The nine dragons and a hint of luck.
I don't think I have got the slightest clue about what I'm doing. Sitting in this four-walled hostel room with the toilet functioning as the shower and tiny Chinese people shouting in the corridors, I feel like I simply cannot imagine what the following year will be like. The past few days of my life have been incredibly exhausting and at the same time extremely rewarding. I have experienced more than I had originally imaged I would. Numbfounded and happy - the feeling of grandeur overcame me.
Phase I: Imatra-Vantaa-Milan-Hong Kong
Departing home gave me an anxious feeling. The last two hours before stepping onto to the train to Vantaa were painfully slow and I'm more than grateful for my parents who took me and Maria out for lunch. It's comforting to eat good food in great company. The departure itself was sort of relieving with a few tears shed and some waves of goodbye waved. I had a feeling throughout the whole train journey that I hadn't experienced the actual feeling of departure and longing yet, and now four days later, it seems that I was right.
My cousin took me and Maria into a generous custody into her nearly luxurious apartment, splashed out magnificent festivities with champaigne glasses flying mid-air and food tasting as if a god had descended onto our plates. I had feelings I might not sleep too well because of anxiety but I honestly slept like a baby with a thumb curled into his mouth. Morning arrived with a taste of excitement and the mildly tired, yet genuinely happy smile on Maria's face when we stepped outside into the brisk morning air was unforgettable.
I don't know if every story needs to start off with a dilemma to be good but it would seem likely. Ours did, to say the least. I still don't know who or what to blaim but currently I'm leaning towards our own stupidity, the travel agency's salesman or fate but regardless, the fact was that we did not have a visa for entering China. We had a flight that would take us no further than Hong Kong and half an hour to decide whether to go to Hong Kong without the slighest idea of what to do there or wait for the travel agency to open their customer service and ask for help. We took our chances and boarded the plane to Milan, from which we would continue to Hong Kong.
After a few phone calls and some moments of despair and helplessness with the help of our travel agency we managed to change our flight plan and as the lacking information about the visa was partly their fault, they made the changes for free and booked for us a night in a hotel because we had lost our booking in Shanghai. Everything turned out quite right after all, and after a moderately long 20-hour session of travelling, we made it to Mong Kok, Kowloon, Hong Kong.
Because of troubles with obtaining the visa, we were forced into spending the weekend in Hong Kong. Technically, it turned out to be a happy accident because we managed to get a resort that was originally on the flight plan only as a transit airport.
The hectic city life of Kowloon made an impact on us and the masses of people tramping the streets were a sight for sore eyes. The tiny boutiques, the little restaurants and the puny people. I feel like a giant here, to be honest, with my head above the mass of dark-haired heads. The glowing street signs being the manifestation of the rush of city, we guided ourselves throughout the maze of lanes and streets to a building crammed full of hostels and found our own. The prices were relatively high, considering the prices in Shanghai, but it's not like we had too many options.

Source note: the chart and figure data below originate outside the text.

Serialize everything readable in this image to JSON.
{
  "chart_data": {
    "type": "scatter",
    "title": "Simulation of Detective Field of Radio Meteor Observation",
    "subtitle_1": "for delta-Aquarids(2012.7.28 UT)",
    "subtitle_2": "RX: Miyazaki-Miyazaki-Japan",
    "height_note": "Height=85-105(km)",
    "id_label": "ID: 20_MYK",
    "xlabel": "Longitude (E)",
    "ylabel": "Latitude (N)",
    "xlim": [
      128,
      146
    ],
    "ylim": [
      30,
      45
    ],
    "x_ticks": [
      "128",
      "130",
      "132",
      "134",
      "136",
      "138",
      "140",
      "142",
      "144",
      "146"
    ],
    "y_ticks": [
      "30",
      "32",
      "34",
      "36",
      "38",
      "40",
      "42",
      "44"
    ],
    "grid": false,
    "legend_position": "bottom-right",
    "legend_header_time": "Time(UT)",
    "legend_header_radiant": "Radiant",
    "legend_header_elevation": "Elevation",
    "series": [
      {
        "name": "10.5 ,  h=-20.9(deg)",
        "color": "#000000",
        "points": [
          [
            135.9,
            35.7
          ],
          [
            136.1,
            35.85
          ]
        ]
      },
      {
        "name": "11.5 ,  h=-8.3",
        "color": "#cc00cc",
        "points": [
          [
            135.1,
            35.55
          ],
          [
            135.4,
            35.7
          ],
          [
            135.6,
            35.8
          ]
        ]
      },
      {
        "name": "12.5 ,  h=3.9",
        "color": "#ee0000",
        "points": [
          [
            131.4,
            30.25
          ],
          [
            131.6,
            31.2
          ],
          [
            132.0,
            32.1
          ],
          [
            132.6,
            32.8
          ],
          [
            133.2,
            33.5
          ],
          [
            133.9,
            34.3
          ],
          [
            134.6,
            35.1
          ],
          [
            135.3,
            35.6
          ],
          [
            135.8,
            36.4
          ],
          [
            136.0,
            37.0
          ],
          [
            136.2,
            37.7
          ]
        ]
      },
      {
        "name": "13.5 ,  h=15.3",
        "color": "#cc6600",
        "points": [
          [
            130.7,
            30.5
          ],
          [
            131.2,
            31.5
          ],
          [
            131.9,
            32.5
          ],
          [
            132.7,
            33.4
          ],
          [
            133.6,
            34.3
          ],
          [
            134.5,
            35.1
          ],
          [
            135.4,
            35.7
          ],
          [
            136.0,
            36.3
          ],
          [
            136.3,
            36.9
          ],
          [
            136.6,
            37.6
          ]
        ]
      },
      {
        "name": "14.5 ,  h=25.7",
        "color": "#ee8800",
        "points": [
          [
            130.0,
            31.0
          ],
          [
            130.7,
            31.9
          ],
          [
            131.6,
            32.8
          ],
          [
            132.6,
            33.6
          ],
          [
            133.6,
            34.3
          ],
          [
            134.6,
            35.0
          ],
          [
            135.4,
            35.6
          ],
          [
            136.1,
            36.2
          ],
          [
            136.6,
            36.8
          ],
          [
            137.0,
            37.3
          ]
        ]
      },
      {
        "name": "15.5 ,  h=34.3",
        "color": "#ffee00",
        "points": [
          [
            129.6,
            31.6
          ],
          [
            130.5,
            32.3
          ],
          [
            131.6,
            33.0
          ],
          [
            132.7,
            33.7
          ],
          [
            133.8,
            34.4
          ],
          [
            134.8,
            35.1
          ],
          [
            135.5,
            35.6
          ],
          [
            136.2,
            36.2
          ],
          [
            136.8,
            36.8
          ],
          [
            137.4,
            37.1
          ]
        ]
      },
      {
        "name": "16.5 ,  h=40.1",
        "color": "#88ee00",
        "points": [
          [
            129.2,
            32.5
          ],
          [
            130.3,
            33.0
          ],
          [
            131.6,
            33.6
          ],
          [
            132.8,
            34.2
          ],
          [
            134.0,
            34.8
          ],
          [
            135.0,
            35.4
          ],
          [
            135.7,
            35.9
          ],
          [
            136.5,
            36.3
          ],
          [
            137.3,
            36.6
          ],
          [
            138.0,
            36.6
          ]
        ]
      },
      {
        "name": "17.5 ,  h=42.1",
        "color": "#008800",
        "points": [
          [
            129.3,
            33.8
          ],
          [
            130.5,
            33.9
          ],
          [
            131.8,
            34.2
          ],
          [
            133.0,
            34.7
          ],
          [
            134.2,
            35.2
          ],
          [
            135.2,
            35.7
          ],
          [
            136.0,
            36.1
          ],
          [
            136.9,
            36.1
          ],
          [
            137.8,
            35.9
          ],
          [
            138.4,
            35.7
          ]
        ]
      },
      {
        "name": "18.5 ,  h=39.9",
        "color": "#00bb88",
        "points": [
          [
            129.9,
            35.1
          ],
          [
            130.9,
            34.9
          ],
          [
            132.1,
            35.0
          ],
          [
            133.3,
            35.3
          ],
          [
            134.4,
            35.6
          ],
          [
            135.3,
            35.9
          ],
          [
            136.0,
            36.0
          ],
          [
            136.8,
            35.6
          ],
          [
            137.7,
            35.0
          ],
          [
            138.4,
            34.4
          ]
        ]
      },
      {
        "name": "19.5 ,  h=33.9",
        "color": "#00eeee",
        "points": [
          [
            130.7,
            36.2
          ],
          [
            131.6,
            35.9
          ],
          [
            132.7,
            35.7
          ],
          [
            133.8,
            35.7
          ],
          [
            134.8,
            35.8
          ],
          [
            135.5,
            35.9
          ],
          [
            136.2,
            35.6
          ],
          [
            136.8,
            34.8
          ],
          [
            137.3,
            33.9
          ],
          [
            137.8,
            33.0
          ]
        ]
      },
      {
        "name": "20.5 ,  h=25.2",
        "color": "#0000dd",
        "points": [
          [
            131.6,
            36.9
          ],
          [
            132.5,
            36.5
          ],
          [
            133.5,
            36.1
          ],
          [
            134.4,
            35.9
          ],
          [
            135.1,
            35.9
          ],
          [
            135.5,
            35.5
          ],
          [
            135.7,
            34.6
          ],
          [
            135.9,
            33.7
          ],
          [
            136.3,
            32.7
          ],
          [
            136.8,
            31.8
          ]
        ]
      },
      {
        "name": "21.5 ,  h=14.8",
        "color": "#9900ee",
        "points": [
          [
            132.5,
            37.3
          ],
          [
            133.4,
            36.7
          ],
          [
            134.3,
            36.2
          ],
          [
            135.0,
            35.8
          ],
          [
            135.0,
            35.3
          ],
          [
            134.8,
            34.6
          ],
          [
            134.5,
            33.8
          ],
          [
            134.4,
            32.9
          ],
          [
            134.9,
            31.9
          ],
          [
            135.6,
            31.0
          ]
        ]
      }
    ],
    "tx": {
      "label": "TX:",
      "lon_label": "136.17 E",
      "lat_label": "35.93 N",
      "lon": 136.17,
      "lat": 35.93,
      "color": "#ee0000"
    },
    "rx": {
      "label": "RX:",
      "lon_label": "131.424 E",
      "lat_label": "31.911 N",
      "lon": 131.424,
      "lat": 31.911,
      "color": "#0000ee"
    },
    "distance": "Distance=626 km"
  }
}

Eating with sticks was never my forté but I think I've done a decent job – haven't asked for a fork even once. The local kitchen is somewhat one-sided, even though there are hundreds, thousands of different dishes. It's just that the majority of them are pork, and when you see a butchered pig on a table, ready to be cleaved into pieces, it really does wonders to your appetite.
The local markets were of great interest to Maria, and how it made me smile when she grabbed my camera and started photographing everything from fruits to towels to flowers. We also visited the famous Yuen Po Street Bird Garden with a vast variety of birds in cages – a whopping 3000 cages to choose a bird from. We picked none.
With my recent (accidental) culinary experience of pig intestine, I think we're ready for Shanghai. Maria is currently packing the remnants of her travelling gear into her backpack and I can't help but to wonder how two people can travel so lightly after knowing each other only for a year. I guess some things were just meant to happen, like our unexpected excursion into the city of the nine dragons, Kowloon.